3. I’m enjoying my new adventure with Dell. Like my schtick with Microsoft, I’m doing it for a reason, which I hinted at in a blog post I wrote last year:
4. You’ve already done “efficient”. We’re living in a post-efficiency world now. We already know how to make things better, cheaper and faster than the previous generation. We already know how to squeeze our suppliers till the pips squeak. We already know how to build systems that maximize profits at every stage of the production and selling process. We’re already outsourcing our stuff to China, and so is everyone else. Been there. Done that. So where does the growth need to come from?

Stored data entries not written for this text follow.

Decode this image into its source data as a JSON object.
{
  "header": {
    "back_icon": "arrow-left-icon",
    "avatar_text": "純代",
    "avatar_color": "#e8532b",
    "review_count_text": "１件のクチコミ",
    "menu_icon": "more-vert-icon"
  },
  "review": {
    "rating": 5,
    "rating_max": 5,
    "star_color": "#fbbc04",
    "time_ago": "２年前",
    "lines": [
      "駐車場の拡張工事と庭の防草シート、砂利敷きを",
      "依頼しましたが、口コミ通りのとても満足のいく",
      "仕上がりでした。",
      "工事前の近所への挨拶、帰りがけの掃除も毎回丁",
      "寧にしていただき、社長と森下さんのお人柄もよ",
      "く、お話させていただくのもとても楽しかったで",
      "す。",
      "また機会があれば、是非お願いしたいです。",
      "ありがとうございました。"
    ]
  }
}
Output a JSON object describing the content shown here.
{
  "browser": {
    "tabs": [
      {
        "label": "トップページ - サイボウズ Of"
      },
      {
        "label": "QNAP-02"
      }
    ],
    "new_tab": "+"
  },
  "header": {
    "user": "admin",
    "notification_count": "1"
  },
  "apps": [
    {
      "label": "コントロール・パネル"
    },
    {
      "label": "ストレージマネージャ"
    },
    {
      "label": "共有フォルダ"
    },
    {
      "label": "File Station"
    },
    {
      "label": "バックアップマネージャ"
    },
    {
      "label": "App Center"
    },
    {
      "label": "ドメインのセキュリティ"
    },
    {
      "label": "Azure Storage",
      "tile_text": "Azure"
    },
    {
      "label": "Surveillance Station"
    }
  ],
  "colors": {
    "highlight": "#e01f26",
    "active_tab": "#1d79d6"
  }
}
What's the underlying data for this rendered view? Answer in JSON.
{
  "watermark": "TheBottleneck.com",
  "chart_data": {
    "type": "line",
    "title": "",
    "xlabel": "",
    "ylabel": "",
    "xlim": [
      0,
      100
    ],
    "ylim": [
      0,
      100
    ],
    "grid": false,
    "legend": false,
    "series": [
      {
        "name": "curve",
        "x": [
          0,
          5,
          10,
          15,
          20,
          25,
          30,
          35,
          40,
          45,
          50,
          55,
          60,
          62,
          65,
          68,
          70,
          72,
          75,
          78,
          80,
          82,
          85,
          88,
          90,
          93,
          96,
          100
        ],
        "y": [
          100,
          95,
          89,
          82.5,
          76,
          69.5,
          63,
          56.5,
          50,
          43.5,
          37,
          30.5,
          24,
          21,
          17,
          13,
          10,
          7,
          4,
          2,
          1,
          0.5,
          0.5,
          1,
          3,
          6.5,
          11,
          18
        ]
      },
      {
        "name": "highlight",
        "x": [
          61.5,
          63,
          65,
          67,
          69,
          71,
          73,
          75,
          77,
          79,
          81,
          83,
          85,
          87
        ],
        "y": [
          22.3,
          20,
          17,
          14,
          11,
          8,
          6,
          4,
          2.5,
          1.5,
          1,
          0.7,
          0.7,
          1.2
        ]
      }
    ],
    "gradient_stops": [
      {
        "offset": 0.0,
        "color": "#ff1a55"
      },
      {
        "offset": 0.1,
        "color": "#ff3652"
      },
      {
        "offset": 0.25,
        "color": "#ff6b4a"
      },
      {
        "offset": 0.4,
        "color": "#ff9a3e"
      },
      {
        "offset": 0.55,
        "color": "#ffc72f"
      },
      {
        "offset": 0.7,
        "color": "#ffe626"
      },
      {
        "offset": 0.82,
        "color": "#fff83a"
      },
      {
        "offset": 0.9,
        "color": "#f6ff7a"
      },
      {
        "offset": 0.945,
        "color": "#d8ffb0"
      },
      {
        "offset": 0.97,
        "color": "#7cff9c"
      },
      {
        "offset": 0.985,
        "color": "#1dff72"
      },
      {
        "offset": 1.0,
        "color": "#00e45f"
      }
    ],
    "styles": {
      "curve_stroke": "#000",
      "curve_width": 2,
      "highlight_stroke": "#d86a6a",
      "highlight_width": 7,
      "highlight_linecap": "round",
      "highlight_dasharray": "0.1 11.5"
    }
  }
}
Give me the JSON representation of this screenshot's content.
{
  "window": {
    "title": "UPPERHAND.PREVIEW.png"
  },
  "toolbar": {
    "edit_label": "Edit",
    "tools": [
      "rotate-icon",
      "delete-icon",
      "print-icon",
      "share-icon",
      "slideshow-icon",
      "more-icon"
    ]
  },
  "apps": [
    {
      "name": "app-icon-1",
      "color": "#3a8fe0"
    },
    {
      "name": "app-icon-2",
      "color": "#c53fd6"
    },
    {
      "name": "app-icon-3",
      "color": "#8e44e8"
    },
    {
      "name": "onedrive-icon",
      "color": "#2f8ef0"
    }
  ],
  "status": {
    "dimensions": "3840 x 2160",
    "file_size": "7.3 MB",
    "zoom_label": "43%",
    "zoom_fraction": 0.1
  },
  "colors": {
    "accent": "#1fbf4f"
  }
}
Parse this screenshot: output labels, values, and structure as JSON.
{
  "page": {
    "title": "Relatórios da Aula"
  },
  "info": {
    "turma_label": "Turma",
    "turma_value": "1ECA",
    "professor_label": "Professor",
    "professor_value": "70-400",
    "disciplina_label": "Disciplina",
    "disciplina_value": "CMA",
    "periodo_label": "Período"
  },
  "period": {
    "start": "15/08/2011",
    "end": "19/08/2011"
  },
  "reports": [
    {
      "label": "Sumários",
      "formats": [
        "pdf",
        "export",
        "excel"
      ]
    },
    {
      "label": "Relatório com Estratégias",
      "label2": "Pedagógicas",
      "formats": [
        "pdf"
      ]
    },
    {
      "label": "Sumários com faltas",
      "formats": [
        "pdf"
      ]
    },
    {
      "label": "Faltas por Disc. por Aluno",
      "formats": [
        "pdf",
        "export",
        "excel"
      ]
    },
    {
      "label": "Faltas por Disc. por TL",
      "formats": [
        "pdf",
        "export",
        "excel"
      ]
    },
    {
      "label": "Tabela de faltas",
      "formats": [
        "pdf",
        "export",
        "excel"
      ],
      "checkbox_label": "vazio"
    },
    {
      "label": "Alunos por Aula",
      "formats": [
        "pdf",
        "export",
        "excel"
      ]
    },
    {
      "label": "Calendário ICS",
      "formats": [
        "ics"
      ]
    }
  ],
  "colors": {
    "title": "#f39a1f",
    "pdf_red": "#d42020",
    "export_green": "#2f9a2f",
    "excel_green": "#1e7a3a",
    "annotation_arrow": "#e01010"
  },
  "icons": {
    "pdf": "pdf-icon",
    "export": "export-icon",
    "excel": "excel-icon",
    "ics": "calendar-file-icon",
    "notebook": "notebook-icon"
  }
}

What needs to happen, in order to save your job?
5. The growth will come, I believe, not by yet more increased efficiencies, but by humanification. For example, take two well-known airlines. They both perform a useful service. They both deliver value. They both cost about the same to fly to New York or Hong Kong. Both have nice Boeings and Airbuses. Both serve peanuts and drinks. Both serve “airline food”. Both use the same airports. But one airline has friendly people working for them, the other airline has surly people working for them. One airline has a sense of fun and adventure about it, one has a tired, jaded business-commuter vibe about it. Guess which one takes the human dimension of their business more seriously than the other? Guess which one still will be around in twenty years? Guess which one will lose billions of dollars worth of shareholder value over the next twenty years? What parallels do you see in your own industry? In your own company?
It’s all about the “Humanification”, Folks.
How does a big company [like Dell, like Microsoft etc etc] “humanify” themselves? How do they “de-commodify” themselves? It’s a subject that never fails to fascinate me. That’s why I do what I do. Rock on.
[UPDATE:} The uber-intelligent Lee Byant from Headshift left a great comment below:
I agree that the twin challenges of de-commoditisation and humanisation are part of the key to companies like this developing the kind of new relationships we all want to see.
You have tried the blue monster thing, which is a kind of internal advertising campaign, to galvanise people inside large companies. I think we need to complement this with a number of other techniques to humanise the organisation and take internal brand engagement to a new level if we are to move forward.